Morris Traversal (No Stack, No Recursion)
O(1) space inorder traversal using threading.
def morris_inorder(root):
current = root
while current:
if current.left is None:
print(current.value)
current = current.right
else:
# Find inorder predecessor
predecessor = current.left
while predecessor.right and predecessor.right != current:
predecessor = predecessor.right
if predecessor.right is None:
# Create thread
predecessor.right = current
current = current.left
else:
# Remove thread
predecessor.right = None
print(current.value)
current = current.right
Temporarily modifies tree (creates threads), then restores. O(n) time, O(1) space.
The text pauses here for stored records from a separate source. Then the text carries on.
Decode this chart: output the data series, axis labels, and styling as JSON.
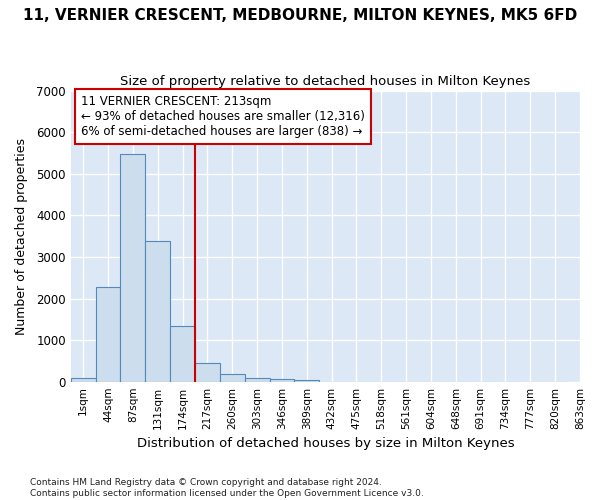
{
  "title": "11, VERNIER CRESCENT, MEDBOURNE, MILTON KEYNES, MK5 6FD",
  "subtitle": "Size of property relative to detached houses in Milton Keynes",
  "xlabel": "Distribution of detached houses by size in Milton Keynes",
  "ylabel": "Number of detached properties",
  "footer_line1": "Contains HM Land Registry data © Crown copyright and database right 2024.",
  "footer_line2": "Contains public sector information licensed under the Open Government Licence v3.0.",
  "bin_labels": [
    "1sqm",
    "44sqm",
    "87sqm",
    "131sqm",
    "174sqm",
    "217sqm",
    "260sqm",
    "303sqm",
    "346sqm",
    "389sqm",
    "432sqm",
    "475sqm",
    "518sqm",
    "561sqm",
    "604sqm",
    "648sqm",
    "691sqm",
    "734sqm",
    "777sqm",
    "820sqm",
    "863sqm"
  ],
  "bar_values": [
    80,
    2280,
    5480,
    3390,
    1350,
    450,
    175,
    80,
    65,
    50,
    0,
    0,
    0,
    0,
    0,
    0,
    0,
    0,
    0,
    0
  ],
  "bar_color": "#ccdded",
  "bar_edgecolor": "#5588bb",
  "vline_bin": 5,
  "vline_color": "#cc0000",
  "annotation_line1": "11 VERNIER CRESCENT: 213sqm",
  "annotation_line2": "← 93% of detached houses are smaller (12,316)",
  "annotation_line3": "6% of semi-detached houses are larger (838) →",
  "annotation_fontsize": 8.5,
  "ylim": [
    0,
    7000
  ],
  "yticks": [
    0,
    1000,
    2000,
    3000,
    4000,
    5000,
    6000,
    7000
  ],
  "bg_color": "#ffffff",
  "plot_bg_color": "#dce8f5",
  "grid_color": "#ffffff",
  "title_fontsize": 11,
  "subtitle_fontsize": 9.5,
  "xlabel_fontsize": 9.5,
  "ylabel_fontsize": 9
}
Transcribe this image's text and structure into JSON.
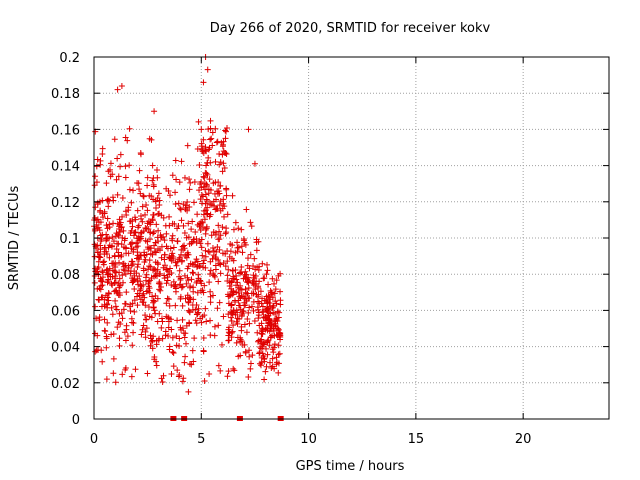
{
  "chart_data": {
    "type": "scatter",
    "title": "Day 266 of 2020, SRMTID for receiver kokv",
    "xlabel": "GPS time / hours",
    "ylabel": "SRMTID / TECUs",
    "xlim": [
      0,
      24
    ],
    "ylim": [
      0,
      0.2
    ],
    "x_ticks": [
      0,
      5,
      10,
      15,
      20
    ],
    "x_tick_labels": [
      "0",
      "5",
      "10",
      "15",
      "20"
    ],
    "y_ticks": [
      0,
      0.02,
      0.04,
      0.06,
      0.08,
      0.1,
      0.12,
      0.14,
      0.16,
      0.18,
      0.2
    ],
    "y_tick_labels": [
      "0",
      "0.02",
      "0.04",
      "0.06",
      "0.08",
      "0.1",
      "0.12",
      "0.14",
      "0.16",
      "0.18",
      "0.2"
    ],
    "grid": true,
    "marker": "+",
    "color": "#e00000",
    "series": [
      {
        "name": "SRMTID",
        "clusters": [
          {
            "x_start": 0.0,
            "x_end": 3.0,
            "count": 520,
            "mean": 0.088,
            "sd": 0.026
          },
          {
            "x_start": 3.0,
            "x_end": 4.8,
            "count": 240,
            "mean": 0.078,
            "sd": 0.028
          },
          {
            "x_start": 4.8,
            "x_end": 6.2,
            "count": 230,
            "mean": 0.106,
            "sd": 0.035
          },
          {
            "x_start": 6.2,
            "x_end": 7.7,
            "count": 210,
            "mean": 0.07,
            "sd": 0.02
          },
          {
            "x_start": 7.7,
            "x_end": 8.7,
            "count": 170,
            "mean": 0.052,
            "sd": 0.014
          }
        ],
        "outliers": [
          {
            "x": 1.1,
            "y": 0.182
          },
          {
            "x": 1.3,
            "y": 0.184
          },
          {
            "x": 2.8,
            "y": 0.17
          },
          {
            "x": 5.2,
            "y": 0.2
          },
          {
            "x": 5.3,
            "y": 0.193
          },
          {
            "x": 5.1,
            "y": 0.186
          },
          {
            "x": 7.2,
            "y": 0.16
          },
          {
            "x": 4.4,
            "y": 0.015
          },
          {
            "x": 0.6,
            "y": 0.022
          },
          {
            "x": 7.5,
            "y": 0.141
          },
          {
            "x": 5.0,
            "y": 0.16
          }
        ]
      }
    ],
    "gap_markers_x": [
      3.7,
      4.2,
      6.8,
      8.7
    ]
  }
}
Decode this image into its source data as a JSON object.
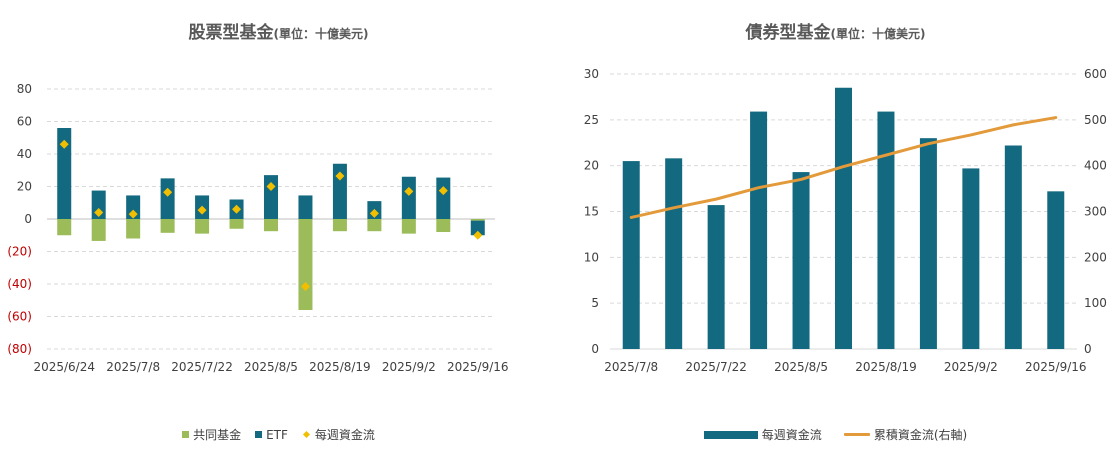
{
  "charts": [
    {
      "title_main": "股票型基金",
      "title_unit": "(單位：十億美元)",
      "legend": {
        "mutual": "共同基金",
        "etf": "ETF",
        "weekly": "每週資金流"
      }
    },
    {
      "title_main": "債券型基金",
      "title_unit": "(單位：十億美元)",
      "legend": {
        "weekly": "每週資金流",
        "cumulative": "累積資金流(右軸)"
      }
    }
  ],
  "colors": {
    "teal": "#13697F",
    "green": "#9CBB59",
    "diamond": "#F2BF00",
    "orange": "#E39A3A",
    "negative_tick": "#C00000",
    "axis_text": "#404040",
    "grid": "#D9D9D9"
  },
  "chart_data": [
    {
      "type": "bar",
      "stacked": true,
      "title": "股票型基金(單位：十億美元)",
      "x": [
        "2025/6/24",
        "2025/7/1",
        "2025/7/8",
        "2025/7/15",
        "2025/7/22",
        "2025/7/29",
        "2025/8/5",
        "2025/8/12",
        "2025/8/19",
        "2025/8/26",
        "2025/9/2",
        "2025/9/9",
        "2025/9/16"
      ],
      "x_tick_labels": [
        "2025/6/24",
        "2025/7/8",
        "2025/7/22",
        "2025/8/5",
        "2025/8/19",
        "2025/9/2",
        "2025/9/16"
      ],
      "y_tick_labels": [
        "80",
        "60",
        "40",
        "20",
        "0",
        "(20)",
        "(40)",
        "(60)",
        "(80)"
      ],
      "ylim": [
        -80,
        80
      ],
      "grid": true,
      "legend_position": "bottom",
      "series": [
        {
          "name": "共同基金",
          "type": "bar",
          "values": [
            -10,
            -13.5,
            -12,
            -8.5,
            -9,
            -6,
            -7.5,
            -56,
            -7.5,
            -7.5,
            -9,
            -8,
            -1
          ]
        },
        {
          "name": "ETF",
          "type": "bar",
          "values": [
            56,
            17.5,
            14.5,
            25,
            14.5,
            12,
            27,
            14.5,
            34,
            11,
            26,
            25.5,
            -9
          ]
        },
        {
          "name": "每週資金流",
          "type": "scatter",
          "marker": "diamond",
          "values": [
            46,
            4,
            3,
            16.5,
            5.5,
            6,
            20,
            -41.5,
            26.5,
            3.5,
            17,
            17.5,
            -10
          ]
        }
      ]
    },
    {
      "type": "bar",
      "title": "債券型基金(單位：十億美元)",
      "x": [
        "2025/7/8",
        "2025/7/15",
        "2025/7/22",
        "2025/7/29",
        "2025/8/5",
        "2025/8/12",
        "2025/8/19",
        "2025/8/26",
        "2025/9/2",
        "2025/9/9",
        "2025/9/16"
      ],
      "x_tick_labels": [
        "2025/7/8",
        "2025/7/22",
        "2025/8/5",
        "2025/8/19",
        "2025/9/2",
        "2025/9/16"
      ],
      "y_tick_labels": [
        "0",
        "5",
        "10",
        "15",
        "20",
        "25",
        "30"
      ],
      "y2_tick_labels": [
        "0",
        "100",
        "200",
        "300",
        "400",
        "500",
        "600"
      ],
      "ylim": [
        0,
        30
      ],
      "y2lim": [
        0,
        600
      ],
      "grid": true,
      "legend_position": "bottom",
      "series": [
        {
          "name": "每週資金流",
          "type": "bar",
          "axis": "left",
          "values": [
            20.5,
            20.8,
            15.7,
            25.9,
            19.3,
            28.5,
            25.9,
            23,
            19.7,
            22.2,
            17.2
          ]
        },
        {
          "name": "累積資金流(右軸)",
          "type": "line",
          "axis": "right",
          "values": [
            287,
            308,
            327,
            352,
            370,
            398,
            423,
            448,
            467,
            489,
            505
          ]
        }
      ]
    }
  ]
}
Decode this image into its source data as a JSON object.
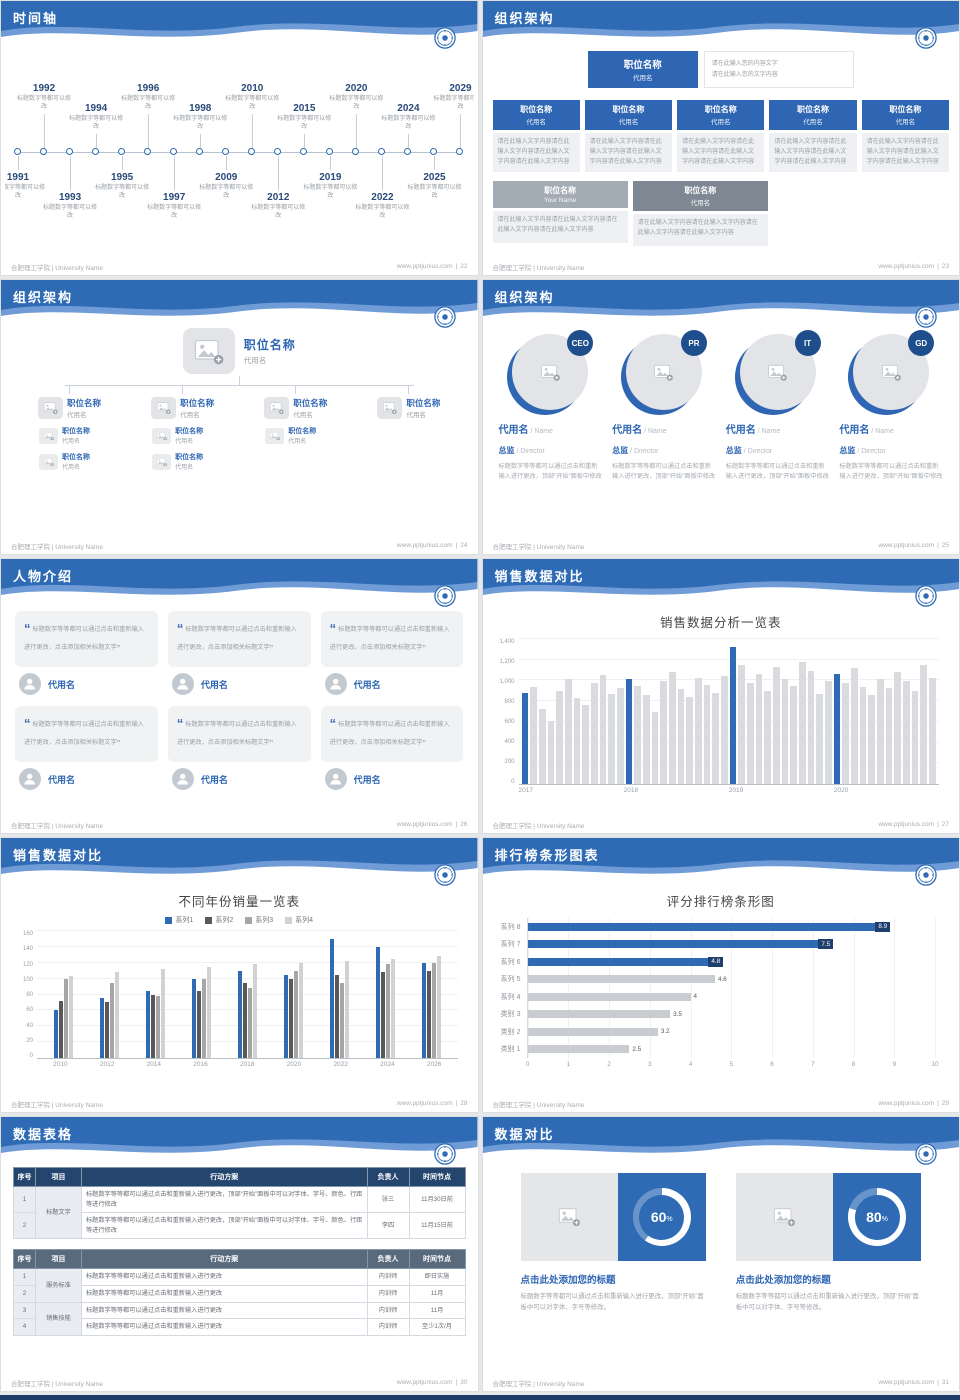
{
  "common": {
    "footer_left": "合肥理工学院 | University Name",
    "footer_site": "www.pptjunius.com",
    "footer_sep": "|"
  },
  "slides": {
    "timeline": {
      "title": "时间轴",
      "page": "22",
      "caption": "标题数字等都可以修改",
      "nodes": [
        {
          "year": "1991",
          "side": "bottom",
          "level": 1
        },
        {
          "year": "1992",
          "side": "top",
          "level": 2
        },
        {
          "year": "1993",
          "side": "bottom",
          "level": 2
        },
        {
          "year": "1994",
          "side": "top",
          "level": 1
        },
        {
          "year": "1995",
          "side": "bottom",
          "level": 1
        },
        {
          "year": "1996",
          "side": "top",
          "level": 2
        },
        {
          "year": "1997",
          "side": "bottom",
          "level": 2
        },
        {
          "year": "1998",
          "side": "top",
          "level": 1
        },
        {
          "year": "2009",
          "side": "bottom",
          "level": 1
        },
        {
          "year": "2010",
          "side": "top",
          "level": 2
        },
        {
          "year": "2012",
          "side": "bottom",
          "level": 2
        },
        {
          "year": "2015",
          "side": "top",
          "level": 1
        },
        {
          "year": "2019",
          "side": "bottom",
          "level": 1
        },
        {
          "year": "2020",
          "side": "top",
          "level": 2
        },
        {
          "year": "2022",
          "side": "bottom",
          "level": 2
        },
        {
          "year": "2024",
          "side": "top",
          "level": 1
        },
        {
          "year": "2025",
          "side": "bottom",
          "level": 1
        },
        {
          "year": "2029",
          "side": "top",
          "level": 2
        }
      ]
    },
    "org1": {
      "title": "组织架构",
      "page": "23",
      "root": {
        "name": "职位名称",
        "sub": "代用名"
      },
      "root_note": [
        "请在此输入您的内容文字",
        "请在此输入您的文字内容"
      ],
      "note_text": "请在此输入文字内容请在此输入文字内容请在此输入文字内容请在此输入文字内容",
      "row1": [
        {
          "name": "职位名称",
          "sub": "代用名"
        },
        {
          "name": "职位名称",
          "sub": "代用名"
        },
        {
          "name": "职位名称",
          "sub": "代用名"
        },
        {
          "name": "职位名称",
          "sub": "代用名"
        },
        {
          "name": "职位名称",
          "sub": "代用名"
        }
      ],
      "row2": [
        {
          "name": "职位名称",
          "sub": "Your Name"
        },
        {
          "name": "职位名称",
          "sub": "代用名"
        }
      ]
    },
    "org2": {
      "title": "组织架构",
      "page": "24",
      "root": {
        "name": "职位名称",
        "sub": "代用名"
      },
      "children": [
        {
          "name": "职位名称",
          "sub": "代用名",
          "kids": [
            {
              "name": "职位名称",
              "sub": "代用名"
            },
            {
              "name": "职位名称",
              "sub": "代用名"
            }
          ]
        },
        {
          "name": "职位名称",
          "sub": "代用名",
          "kids": [
            {
              "name": "职位名称",
              "sub": "代用名"
            },
            {
              "name": "职位名称",
              "sub": "代用名"
            }
          ]
        },
        {
          "name": "职位名称",
          "sub": "代用名",
          "kids": [
            {
              "name": "职位名称",
              "sub": "代用名"
            }
          ]
        },
        {
          "name": "职位名称",
          "sub": "代用名",
          "kids": []
        }
      ]
    },
    "org3": {
      "title": "组织架构",
      "page": "25",
      "desc": "标题数字等等都可以通过点击和重新输入进行更改，顶部“开始”面板中修改",
      "members": [
        {
          "badge": "CEO",
          "name": "代用名",
          "name_en": "/ Name",
          "role": "总监",
          "role_en": "/ Director"
        },
        {
          "badge": "PR",
          "name": "代用名",
          "name_en": "/ Name",
          "role": "总监",
          "role_en": "/ Director"
        },
        {
          "badge": "IT",
          "name": "代用名",
          "name_en": "/ Name",
          "role": "总监",
          "role_en": "/ Director"
        },
        {
          "badge": "GD",
          "name": "代用名",
          "name_en": "/ Name",
          "role": "总监",
          "role_en": "/ Director"
        }
      ]
    },
    "people": {
      "title": "人物介绍",
      "page": "26",
      "count": 6,
      "quote": "标题数字等等都可以通过点击和重新输入进行更改，点击添加相关标题文字",
      "name": "代用名"
    },
    "chart_dense": {
      "title": "销售数据对比",
      "page": "27",
      "chart": {
        "type": "bar",
        "chart_title": "销售数据分析一览表",
        "x_ticks": [
          "2017",
          "2018",
          "2019",
          "2020"
        ],
        "y_ticks": [
          "0",
          "200",
          "400",
          "600",
          "800",
          "1,000",
          "1,200",
          "1,400"
        ],
        "ylim": [
          0,
          1400
        ],
        "bar_color": "#d9dbde",
        "accent_color": "#2e6bb4",
        "highlight_indexes": [
          0,
          12,
          24,
          36
        ],
        "values": [
          880,
          940,
          720,
          610,
          900,
          1010,
          830,
          760,
          980,
          1050,
          870,
          930,
          1010,
          950,
          860,
          700,
          990,
          1080,
          920,
          840,
          1020,
          960,
          880,
          1040,
          1320,
          1150,
          980,
          1060,
          900,
          1130,
          1010,
          950,
          1180,
          1090,
          870,
          990,
          1060,
          980,
          1120,
          940,
          860,
          1010,
          930,
          1080,
          990,
          900,
          1150,
          1020
        ]
      }
    },
    "chart_group": {
      "title": "销售数据对比",
      "page": "28",
      "chart": {
        "type": "bar",
        "chart_title": "不同年份销量一览表",
        "legend": [
          "系列1",
          "系列2",
          "系列3",
          "系列4"
        ],
        "series_colors": [
          "#2e6bb4",
          "#595959",
          "#a6a6a6",
          "#d2d2d2"
        ],
        "categories": [
          "2010",
          "2012",
          "2014",
          "2016",
          "2018",
          "2020",
          "2022",
          "2024",
          "2026"
        ],
        "y_ticks": [
          "0",
          "20",
          "40",
          "60",
          "80",
          "100",
          "120",
          "140",
          "160"
        ],
        "ylim": [
          0,
          160
        ],
        "series": [
          {
            "name": "系列1",
            "values": [
              60,
              75,
              85,
              100,
              110,
              105,
              150,
              140,
              120
            ]
          },
          {
            "name": "系列2",
            "values": [
              72,
              70,
              80,
              85,
              95,
              100,
              105,
              108,
              110
            ]
          },
          {
            "name": "系列3",
            "values": [
              100,
              95,
              78,
              100,
              88,
              110,
              95,
              118,
              120
            ]
          },
          {
            "name": "系列4",
            "values": [
              103,
              108,
              112,
              115,
              118,
              120,
              122,
              125,
              128
            ]
          }
        ]
      }
    },
    "chart_rank": {
      "title": "排行榜条形图表",
      "page": "29",
      "chart": {
        "type": "bar",
        "chart_title": "评分排行榜条形图",
        "x_ticks": [
          "0",
          "1",
          "2",
          "3",
          "4",
          "5",
          "6",
          "7",
          "8",
          "9",
          "10"
        ],
        "xlim": [
          0,
          10
        ],
        "rows": [
          {
            "label": "系列 8",
            "value": 8.9,
            "accent": true
          },
          {
            "label": "系列 7",
            "value": 7.5,
            "accent": true
          },
          {
            "label": "系列 6",
            "value": 4.8,
            "accent": true
          },
          {
            "label": "系列 5",
            "value": 4.6,
            "accent": false
          },
          {
            "label": "系列 4",
            "value": 4,
            "accent": false
          },
          {
            "label": "类别 3",
            "value": 3.5,
            "accent": false
          },
          {
            "label": "类别 2",
            "value": 3.2,
            "accent": false
          },
          {
            "label": "类别 1",
            "value": 2.5,
            "accent": false
          }
        ]
      }
    },
    "tables": {
      "title": "数据表格",
      "page": "30",
      "headers": [
        "序号",
        "项目",
        "行动方案",
        "负责人",
        "时间节点"
      ],
      "table1_rows": [
        {
          "no": "1",
          "project": "标题文字",
          "span": 2,
          "plan": "标题数字等等都可以通过点击和重新输入进行更改，顶部“开始”面板中可以对字体、字号、颜色、行距等进行修改",
          "owner": "张三",
          "time": "11月30日前"
        },
        {
          "no": "2",
          "project": "",
          "plan": "标题数字等等都可以通过点击和重新输入进行更改，顶部“开始”面板中可以对字体、字号、颜色、行距等进行修改",
          "owner": "李四",
          "time": "11月15日前"
        }
      ],
      "table2_rows": [
        {
          "no": "1",
          "project": "服务标准",
          "span": 2,
          "plan": "标题数字等等都可以通过点击和重新输入进行更改",
          "owner": "内训师",
          "time": "即日实施"
        },
        {
          "no": "2",
          "project": "",
          "plan": "标题数字等等都可以通过点击和重新输入进行更改",
          "owner": "内训师",
          "time": "11月"
        },
        {
          "no": "3",
          "project": "销售技能",
          "span": 2,
          "plan": "标题数字等等都可以通过点击和重新输入进行更改",
          "owner": "内训师",
          "time": "11月"
        },
        {
          "no": "4",
          "project": "",
          "plan": "标题数字等等都可以通过点击和重新输入进行更改",
          "owner": "内训师",
          "time": "至少1次/月"
        }
      ]
    },
    "kpi": {
      "title": "数据对比",
      "page": "31",
      "panels": [
        {
          "percent": 60,
          "percent_label": "60",
          "heading": "点击此处添加您的标题",
          "desc": "标题数字等等都可以通过点击和重新输入进行更改，顶部“开始”面板中可以对字体、字号等修改。"
        },
        {
          "percent": 80,
          "percent_label": "80",
          "heading": "点击此处添加您的标题",
          "desc": "标题数字等等都可以通过点击和重新输入进行更改，顶部“开始”面板中可以对字体、字号等修改。"
        }
      ]
    }
  }
}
Clever but complex.
When to Use Each Traversal
Inorder:
- BST: get sorted order
- Check if tree is BST
- Flatten BST to sorted list
Preorder:
- Copy tree
- Serialize tree (save to file)
- Prefix expression evaluation
- Check if trees are identical
Postorder:
- Delete tree (delete children first)
- Evaluate expression trees
- Calculate tree properties (height, size)
Level-order:
- Print tree by levels
- Find shortest path
- Check completeness
- Serialize for reconstruction
Example: Serialize and Deserialize
Preorder for serialization.
def serialize(root):
if root is None:
return "None,"
return str(root.value) + "," + serialize(root.left) + serialize(root.right)
def deserialize(data):
def helper(values):
val = next(values)
if val == "None":
return None
node = TreeNode(int(val))
node.left = helper(values)
node.right = helper(values)
return node
values = iter(data.split(','))
return helper(values)
tree = TreeNode(1)
tree.left = TreeNode(2)
tree.right = TreeNode(3)
tree.right.left = TreeNode(4)
serialized = serialize(tree)
print(serialized) # "1,2,None,None,3,4,None,None,None,"
restored = deserialize(serialized)
Preorder serialization: root, left, right. Deserialization follows same order.
Example: Check if Identical Trees
def is_identical(p, q):
if p is None and q is None:
return True
if p is None or q is None:
return False
if p.value != q.value:
return False
return is_identical(p.left, q.left) and is_identical(p.right, q.right)
Preorder traversal. Check root, then recursively check left and right.
The Pattern
Tree traversals are about order:
- Recursive: Elegant, uses call stack
- Iterative: Explicit stack, more control
- Morris: O(1) space, complex
Understanding traversals means understanding when to process root relative to children. That choice determines the output order and what problems you can solve.
Master traversals, and you'll handle trees like a pro.